End-to-end systems, in contrast, make “content” and “expression” choices at the same time, so they can make choices which directly tradeoff accuracy and readability. On the plus side, this enables optimisations and solutions which cannot be done within a piplined system. On the minus side, though, this means that text quality may suffer if inappropriate tradeoffs are made. Basically such systems need to be explicitly told, via some kind of error/cost/evaluation/whatever function, of the relative importance of accuracy vs readability. This is less of an issue for pipeline systems, since to some degree they can separately optimise accuracy and readability.
What I am seeing in current research suggests that deep learning systems often prioritise readability/fluency over accuracy, which is the wrong thing to do for most NLG applications, and I suspect also the wrong approach for many MT applications.
Perhaps this is because it is difficult to assess accuracy in an error/etc function? I imagine its extremely hard to assess accuracy in most MT contexts. Its probably easier to assess accuracy in many NLG contexts, but I note that the most successful approaches to date involve an extra post-processing or “beam reranking” step which focuses on accuracy. Ie, we ask the deep learning system to produce a number of possible texts (over-generation), and then use an accuracy-focused metric to filter out texts which are not accurate. Which works to some degree, at least in simple applications like the restaurant descriptions in the E-to-E challenge, but its striking that the accuracy check is largely separated from the rest of the system (maybe this is because it is domain dependent?).
I’m also not sure how well a postprocessing/reranking approach would work in a complex application such as Babytalk, since it would be difficult to parse/analyse a candidate text to measure its accuracy. In fact, I suspect it might be easier to construct an accurate text from first principles (ie, classic NLG content determination) than to check the accuracy of a proposed text produced by a deep learning system.
I suspect one underlying problem is that most deep learning researchers use evaluation metrics (such as BLEU) which are really bad at assessing accuracy. So if accuracy is as important as I believe it is, researchers need to switch to evaluation techniques which properly measure and prioritise accuracy.
Another point is that almost all NLG researchers (even those who do human evaluations) focus on average case performance, not worst case. But if we need to guarantee a minimal level of accuracy for all texts produced by our NLG system, then we need an evaluation technique which is sensitive to the worst case. And indeed test cases which are perhaps designed to be “nasty” and “weird” in order to ensure acceptable accuracy on boundary (edge) cases.

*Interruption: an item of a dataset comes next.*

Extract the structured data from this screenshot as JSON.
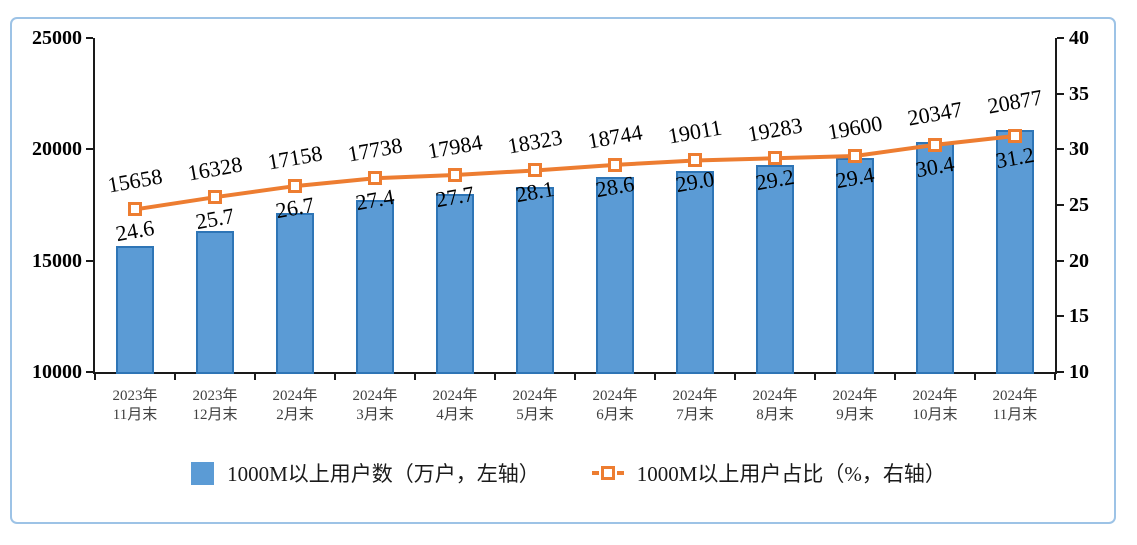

Current deep learning approaches seem to be better at producing readable texts than at producing accurate texts, in both NLG and at least some MT contexts. This is a real problem in NLG, since accuracy is more important than readability in most NLG applications. I’m sure progress can be made in improving this in contexts where accuracy can be measured; probably the first step is introducing evaluation techniques which properly prioritise accuracy and look at worst-case as well as average-case performance. However in some contexts it may be very difficult to measure accuracy; these may be more challenging to deal with using deep learning approaches.